We can’t very well have a blog about Italian food without covering the ins and outs of homemade pasta! For some reason it is intimidating to a lot of people but in reality it is one of the simplest things to make. Only a few ingredients and you have a pasta that is better than anything you will find in the store. Homemade egg noodles are a staple in any Italian household and will be featured in several dishes here on Nonna’s Way so we have to start with the basics. Nonna Anna was kind enough to share her recipe with us. This is for your basic cuts and flat lasagna noodles. You can use this for any pasta dish but slight variations make it just right for stuffed pastas such as tortellini. We will cover this in a future post.
A tool used to make homemade pasta is a pasta roller and although you could use a rolling pin, the machine makes light work of it. There is the classic hand crank model that does a great job and is more than sufficient for small amounts but if you think you will be making it often or by yourself the electric models are widely available now. As well, many stand mixers have attachments available for pasta making.
Homemade pasta has just a few ingredients so it’s not complicated but kneading it to the right consistency is the trick. Once you have your ingredients ready, build a mound with your flour and make a well in the middle. Once you add your egg mixture, don’t try to mix it all at once or you’ll break the walls of your well and have a big mess on your hands! The ticket is to slowly incorporate the flour with a fork until it isn’t runny anymore and can be worked by hand.
Nonna Anna let’s the ‘rough’ dough sit covered in food safe plastic wrap for a bit. This will allow the flour some time to absorb moisture and make kneading that much easier.
Once the dough has rested and been kneaded, it’s time to choose your shape and size according to what you are making. You start by rolling flat pieces. These can be used in lasagna or cannelloni and are the basis for everything else you can make. Take these flat pieces and cut them by hand with a pizza cutter for a rustic cut or use the cutting attachments from your pasta machine to make fettucini or spaghetti. If you prefer short noodles, you can easily make butterfly pasta by cutting small strips and pinching them in the middle.
So there you have it! Give it a try and you won’t go back to dry pasta I swear!

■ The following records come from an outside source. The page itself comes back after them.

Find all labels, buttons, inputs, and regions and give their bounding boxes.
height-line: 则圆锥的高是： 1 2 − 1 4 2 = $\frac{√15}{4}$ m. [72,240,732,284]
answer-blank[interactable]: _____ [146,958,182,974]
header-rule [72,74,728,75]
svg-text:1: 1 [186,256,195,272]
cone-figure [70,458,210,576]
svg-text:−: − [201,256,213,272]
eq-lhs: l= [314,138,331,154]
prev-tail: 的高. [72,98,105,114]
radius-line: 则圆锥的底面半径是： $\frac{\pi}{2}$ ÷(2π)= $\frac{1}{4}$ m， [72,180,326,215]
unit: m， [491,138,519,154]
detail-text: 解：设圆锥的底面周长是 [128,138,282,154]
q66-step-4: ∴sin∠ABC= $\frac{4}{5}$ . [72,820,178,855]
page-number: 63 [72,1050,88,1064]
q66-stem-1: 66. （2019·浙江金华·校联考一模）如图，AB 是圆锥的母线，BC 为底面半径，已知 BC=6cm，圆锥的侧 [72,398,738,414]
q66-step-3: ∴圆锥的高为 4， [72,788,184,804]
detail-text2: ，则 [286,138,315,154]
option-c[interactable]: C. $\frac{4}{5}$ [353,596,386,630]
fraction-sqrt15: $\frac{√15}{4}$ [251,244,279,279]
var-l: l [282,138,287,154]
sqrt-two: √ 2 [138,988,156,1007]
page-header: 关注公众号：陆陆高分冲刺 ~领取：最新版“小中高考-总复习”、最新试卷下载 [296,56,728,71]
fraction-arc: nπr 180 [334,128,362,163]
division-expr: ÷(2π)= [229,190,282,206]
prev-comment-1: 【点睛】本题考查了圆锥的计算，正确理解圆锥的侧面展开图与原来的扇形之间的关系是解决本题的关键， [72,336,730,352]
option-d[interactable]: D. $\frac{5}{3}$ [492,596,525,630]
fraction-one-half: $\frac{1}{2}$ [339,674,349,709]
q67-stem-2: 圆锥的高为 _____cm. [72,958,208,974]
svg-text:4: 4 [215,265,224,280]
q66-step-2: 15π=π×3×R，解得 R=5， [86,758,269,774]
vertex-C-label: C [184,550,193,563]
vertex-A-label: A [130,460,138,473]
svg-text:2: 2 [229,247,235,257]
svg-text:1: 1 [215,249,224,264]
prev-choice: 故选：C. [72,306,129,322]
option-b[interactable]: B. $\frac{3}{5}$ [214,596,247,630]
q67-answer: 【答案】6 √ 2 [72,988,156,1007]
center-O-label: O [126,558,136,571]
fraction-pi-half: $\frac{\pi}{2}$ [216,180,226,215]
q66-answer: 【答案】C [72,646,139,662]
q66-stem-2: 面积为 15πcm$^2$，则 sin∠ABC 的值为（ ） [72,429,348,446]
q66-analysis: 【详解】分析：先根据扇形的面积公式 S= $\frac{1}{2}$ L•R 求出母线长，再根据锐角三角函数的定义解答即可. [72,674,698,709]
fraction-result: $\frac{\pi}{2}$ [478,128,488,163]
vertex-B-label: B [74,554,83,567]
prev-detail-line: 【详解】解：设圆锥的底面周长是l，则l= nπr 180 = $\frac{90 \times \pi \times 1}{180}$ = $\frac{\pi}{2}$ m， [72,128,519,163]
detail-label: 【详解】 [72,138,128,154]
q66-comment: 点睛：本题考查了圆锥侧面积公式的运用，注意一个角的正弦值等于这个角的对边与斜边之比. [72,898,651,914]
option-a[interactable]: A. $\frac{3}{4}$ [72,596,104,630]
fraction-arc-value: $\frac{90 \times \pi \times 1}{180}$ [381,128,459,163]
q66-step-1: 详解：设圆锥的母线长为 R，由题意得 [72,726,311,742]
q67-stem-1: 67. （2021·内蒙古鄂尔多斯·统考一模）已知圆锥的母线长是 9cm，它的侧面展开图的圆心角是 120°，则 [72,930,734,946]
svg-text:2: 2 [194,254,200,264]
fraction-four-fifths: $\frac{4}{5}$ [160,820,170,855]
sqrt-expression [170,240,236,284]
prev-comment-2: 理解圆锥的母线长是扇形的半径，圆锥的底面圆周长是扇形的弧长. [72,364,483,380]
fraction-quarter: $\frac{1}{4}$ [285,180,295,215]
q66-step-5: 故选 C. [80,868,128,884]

You can make a lot at once as it can be dried or frozen to be used later, see instructions in the recipe.
- 4 eggs
- All purpose flour (enough to equal 3 times the volume of the eggs)
- ½ teaspoon olive oil
- pinch of salt
- semolina flour for dusting
- Break the eggs into a measuring cup and take note of the volume.
- Measure out enough flour to equal 3 times the volume of eggs.
- Make a well with the flour on a working board.
- Pour the eggs into the middle of the well.
- Add the oil and salt to the eggs.
- With a fork, break up the eggs in the well and slowly start to incorporate the flour into the eggs working from inside of the well to the outside.
- Using your hands, form a log with the dough then wash and dry your hands and wrap the log with food safe plastic wrap. The dough at this point has a 'rough' texture and appearance. Let it rest for about 30 minutes.
- After resting, remove the dough from the plastic wrap and knead it until it has a nice smooth consistency and texture.
- Form the dough into a log (about 2” X 5”).
- Cut the dough into ¾” slices and very lightly flour both sides before rolling through the machine. Keep unused dough covered with plastic wrap throughout.
- Using a pasta dough machine, start at the setting with the widest distance between the rollers and pass a lightly floured slice of dough through 3 or 4 times until a smooth sheet of dough is reached, (folding the sheet in half each time before rolling).
- Next pass the sheet through each of the next numbers on the pasta machine just once, working from the widest to the narrowest setting until the desired thickness is achieved.
- Let the finished sheets of dough dry on floured cut pieces of food safe cardboard for about ½ hour.
- Then using the cutting attachment, cut your desired type of pasta such as spaghetti or fettuccine.
- Gently hold the cut end of the pasta sheet with one hand until it is all cut.
- In a long tray, mix equal amounts of all purpose flour and semolina flour (if you do not have semolina flour just use the all purpose flour).
- Run the cut pasta through the flour mixture and shake off the excess.
- Place the floured noodles on food safe cardboard to let dry.
- If storing for future use, once they are completely dried, carefully transfer the noodles to parchment paper and you can make stacks of dried noodles for easier storage.
- You can also freeze the kneaded log wrapped in food safe plastic wrap for use at a later date.
- To cook fresh noodles, place the desired quantity of noodles in boiling, salted water. It is important to have sufficient amount of water and not overcrowd when cooking the pasta so the noodles do not stick to each other.
- The pasta will cook quickly, especially when fresh. Taste noodles to see if to your desired doneness.
- Then drain the noodles in a strainer, add your sauce, mix well and top with more sauce if you like.
- Finally, top with freshly grated parmesan cheese and enjoy!